F-S. Les résultats détaillés montrent que l’agriculture est la principale cause de pollution (à l’origine de 70% des pollutions de l’eau). Qu’en est-il exactement et pourquoi ?

M.M. Le problème des nitrates, sélénium et autres pesticides est connu depuis des années. Les risques sanitaires des ces produits sont connus de tous. Mais de la même façon, je tiens à apporter des informations supplémentaires à ces chiffres. La plus importante est de dire que la présence de ces composantes se fait en faible dose. Il faut arrêter avec les messages alarmistes. On ne meurt pas en buvant une eau du robinet non conforme en France. On n’est même pas malade. Ensuite, il faut expliquer que pour l’aluminium par exemple, la quantité retrouvée dans l’eau est beaucoup moins importante que celle que l’on retrouve dans le thé ou le lait. Il y a bien d’autres aliments ou liquides qui sont plus fournis en aluminium que l’eau. Et c’est la même chose pour les pesticides. Il y en a beaucoup plus dans les fruits et légumes que dans l’eau.

F-S. Le traitement des eaux est responsable d’un tiers des pollutions alors que la population paye pour avoir une eau potable. Comment justifier pareille situation ?

M.M. Une fois de plus, il faut préciser que bien évidemment que les pollutions rencontrées ne sont en rien comparables avec celles directement à la source. Rassurons les Français, le traitement des eaux fonctionne bien en France.

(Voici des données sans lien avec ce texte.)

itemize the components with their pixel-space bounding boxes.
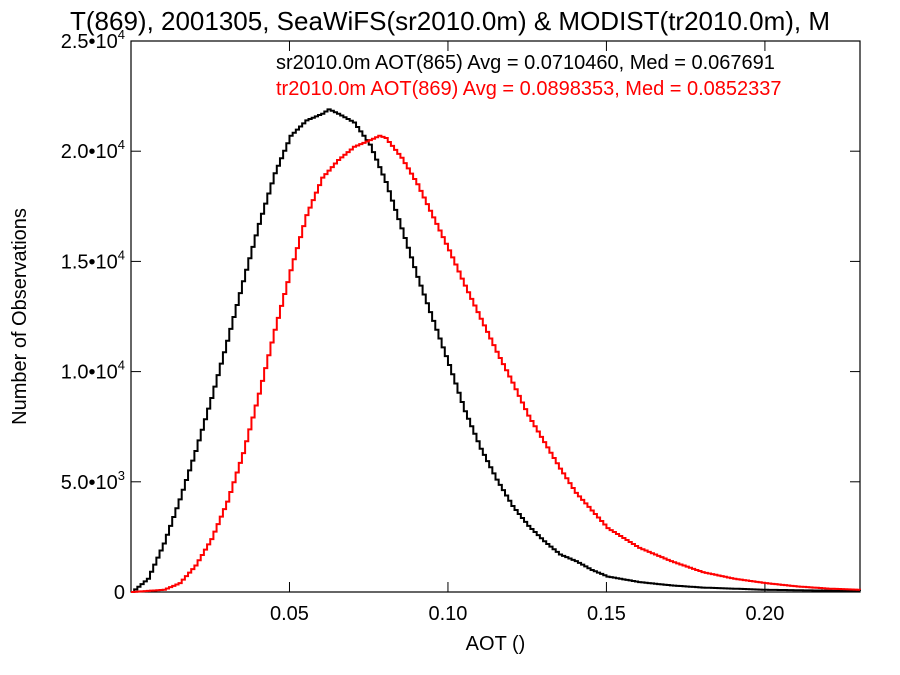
chart-title: T(869), 2001305, SeaWiFS(sr2010.0m) & MO… xyxy=(70,6,830,36)
x-axis-title: AOT () xyxy=(466,633,526,655)
y-tick-label: 0 xyxy=(114,582,125,604)
y-axis: 0 5.0•103 1.0•104 1.5•104 2.0•104 2.5•104 xyxy=(61,27,860,604)
plot-frame xyxy=(130,40,861,593)
y-tick-label: 1.5•104 xyxy=(61,247,125,273)
legend-entry: tr2010.0m AOT(869) Avg = 0.0898353, Med … xyxy=(276,78,782,100)
legend: sr2010.0m AOT(865) Avg = 0.0710460, Med … xyxy=(276,52,782,100)
series-layer xyxy=(131,108,861,593)
x-tick-label: 0.05 xyxy=(270,603,309,625)
legend-entry: sr2010.0m AOT(865) Avg = 0.0710460, Med … xyxy=(276,52,775,74)
histogram-series-1 xyxy=(131,108,861,593)
x-axis: 0.05 0.10 0.15 0.20 xyxy=(270,41,784,625)
y-axis-title: Number of Observations xyxy=(9,208,31,425)
histogram-series-2 xyxy=(131,134,861,593)
x-tick-label: 0.15 xyxy=(587,603,626,625)
y-tick-label: 2.0•104 xyxy=(61,137,125,163)
y-tick-label: 1.0•104 xyxy=(61,358,125,384)
y-tick-label: 2.5•104 xyxy=(61,27,125,53)
x-tick-label: 0.20 xyxy=(745,603,784,625)
y-tick-label: 5.0•103 xyxy=(61,468,125,494)
x-tick-label: 0.10 xyxy=(428,603,467,625)
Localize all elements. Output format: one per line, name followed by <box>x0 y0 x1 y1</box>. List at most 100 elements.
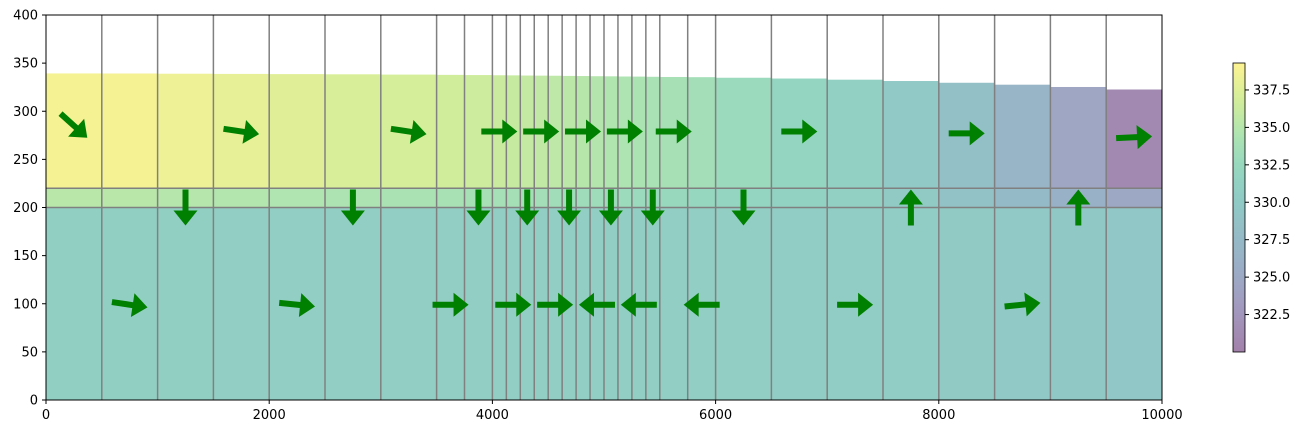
y-tick-label: 400 <box>13 9 38 24</box>
lower-layer-cell <box>771 207 828 400</box>
confining-layer-cell <box>938 188 996 208</box>
colorbar-tick-label: 330.0 <box>1253 196 1290 211</box>
upper-layer-cell <box>157 73 214 189</box>
confining-layer-cell <box>101 188 159 208</box>
flow-arrow <box>466 189 491 226</box>
flow-arrow <box>390 120 427 144</box>
x-tick-label: 10000 <box>1141 408 1182 423</box>
upper-layer-cell <box>645 76 661 189</box>
lower-layer-cell <box>157 207 214 400</box>
flow-arrow <box>598 189 623 226</box>
flow-arrow <box>837 292 874 317</box>
y-tick-label: 250 <box>13 153 38 168</box>
confining-layer-cell <box>827 188 884 208</box>
upper-layer-cell <box>325 74 382 189</box>
lower-layer-cell <box>380 207 438 400</box>
lower-layer-cell <box>213 207 270 400</box>
x-tick-label: 0 <box>42 408 50 423</box>
colorbar: 322.5 325.0 327.5 330.0 332.5 335.0 337.5 <box>1232 62 1290 353</box>
confining-layer-cell <box>506 188 521 208</box>
colorbar-tick-label: 335.0 <box>1253 121 1290 136</box>
flow-arrow <box>173 189 198 226</box>
flow-arrow <box>565 119 602 144</box>
flow-vectors <box>58 111 1153 318</box>
x-tick-label: 4000 <box>476 408 509 423</box>
confining-layer-cell <box>548 188 563 208</box>
upper-layer-cell <box>101 73 159 189</box>
flow-arrow <box>1066 189 1091 226</box>
x-tick-label: 8000 <box>922 408 955 423</box>
flow-arrow <box>557 189 582 226</box>
lower-layer-cell <box>659 207 689 400</box>
lower-layer-cell <box>325 207 382 400</box>
flow-arrow <box>640 189 665 226</box>
flow-arrow <box>278 293 316 317</box>
confining-layer-cell <box>687 188 717 208</box>
flow-arrow <box>898 189 923 226</box>
x-tick-label: 2000 <box>253 408 286 423</box>
colorbar-tick-label: 322.5 <box>1253 308 1290 323</box>
confining-layer-cell <box>771 188 828 208</box>
upper-layer-cell <box>436 74 465 189</box>
colorbar-tick-label: 327.5 <box>1253 233 1290 248</box>
flow-arrow <box>523 119 560 144</box>
colorbar-tick-label: 325.0 <box>1253 271 1290 286</box>
flow-arrow <box>495 292 532 317</box>
y-tick-label: 350 <box>13 57 38 72</box>
flow-arrow <box>781 119 818 144</box>
lower-layer-cell <box>1050 207 1107 400</box>
upper-layer-cell <box>687 77 717 189</box>
lower-layer-cell <box>46 207 103 400</box>
lower-layer-cell <box>715 207 772 400</box>
x-tick-label: 6000 <box>699 408 732 423</box>
colorbar-tick-label: 332.5 <box>1253 158 1290 173</box>
confining-layer-cell <box>46 188 103 208</box>
flow-arrow <box>731 189 756 226</box>
flow-arrow <box>1115 125 1153 150</box>
flow-arrow <box>683 292 720 317</box>
y-tick-label: 200 <box>13 201 38 216</box>
confining-layer-cell <box>380 188 438 208</box>
confining-layer-cell <box>659 188 689 208</box>
flow-arrow <box>481 119 518 144</box>
confining-layer-cell <box>631 188 647 208</box>
y-tick-label: 100 <box>13 297 38 312</box>
flow-arrow <box>1004 292 1041 317</box>
upper-layer-cell <box>269 74 326 189</box>
colorbar-tick-label: 337.5 <box>1253 83 1290 98</box>
colorbar-scale <box>1232 62 1246 353</box>
y-tick-label: 0 <box>30 394 38 409</box>
confining-layer-cell <box>576 188 591 208</box>
flow-arrow <box>578 292 615 317</box>
confining-layer-cell <box>1106 188 1163 208</box>
lower-layer-cell <box>464 207 493 400</box>
upper-layer-cell <box>883 81 940 189</box>
confining-layer-cell <box>492 188 507 208</box>
flow-arrow <box>432 292 469 317</box>
confining-layer-cell <box>534 188 549 208</box>
flow-arrow <box>620 292 657 317</box>
y-tick-label: 300 <box>13 105 38 120</box>
confining-layer-cell <box>994 188 1051 208</box>
upper-layer-cell <box>715 77 772 189</box>
y-axis: 0 50 100 150 200 250 300 350 400 <box>13 9 46 409</box>
flow-arrow <box>111 293 148 318</box>
confining-layer-cell <box>590 188 605 208</box>
flow-arrow <box>606 119 643 144</box>
y-tick-label: 150 <box>13 249 38 264</box>
confining-layer-cell <box>213 188 270 208</box>
confining-layer-cell <box>617 188 633 208</box>
x-axis: 0 2000 4000 6000 8000 10000 <box>42 400 1183 423</box>
lower-layer-cell <box>883 207 940 400</box>
flow-arrow <box>655 119 692 144</box>
flow-arrow <box>537 292 574 317</box>
y-tick-label: 50 <box>21 345 38 360</box>
upper-layer-cell <box>827 79 884 189</box>
upper-layer-cell <box>1050 86 1107 189</box>
confining-layer-cell <box>269 188 326 208</box>
flow-arrow <box>58 111 88 138</box>
upper-layer-cell <box>994 84 1051 189</box>
confining-layer-cell <box>436 188 465 208</box>
flow-arrow <box>515 189 540 226</box>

Cela dit, quand il y a une contamination bactériologique cela peut effectivement être dû à un problème technique. Les explications en sont multiples. La principale, comme bien souvent, est un manque de moyen. Manque de moyen financier, humain, etc. Mais d’un autre côté, si les maires demain multiplient les moyens de lutte contre les pollutions d’eau cela va se ressentir dans les tarifs. Et cela la population n’en a peut-être pas envie. Il est difficile d’aller vers du 0% de pollution. Tout est une question d’équilibre en fait, de juste compromis. Satisfaire à la fois l’agriculture qui doit produire et les populations. Ce qu’il faut c’est protéger les ressources à la base. Il faut une ressource en bon état. Et pour cela, il faut que les politiques arrêtent de faire du curatif et fassent plutôt du préventif. Sur le long terme, les coûts en seraient en plus certainement moindres.

F-S. Un mot sur les requêtes faites par UFC en conclusion de son enquête. Sont-elles réalistes ?

M.M. Mais l’UFC ne fait que exiger des choses demandées depuis bien longtemps. Et de toute manière l’UFC n’est pas la seule à le dire. Le Conseil de l’État lui-même dit la même chose. Il n’y a rien de révolutionnaire. Depuis 15-20 ans, on n’est pas sans rien faire. Il y a une police de l’eau qui existe en France. Elle peut verbaliser. Mais elle manque de moyens. Il y a 750.000 agriculteurs en France pour seulement 1.000 personnes qui peuvent verbaliser.”

En somme, l’eau c’est clair mais très compliqué.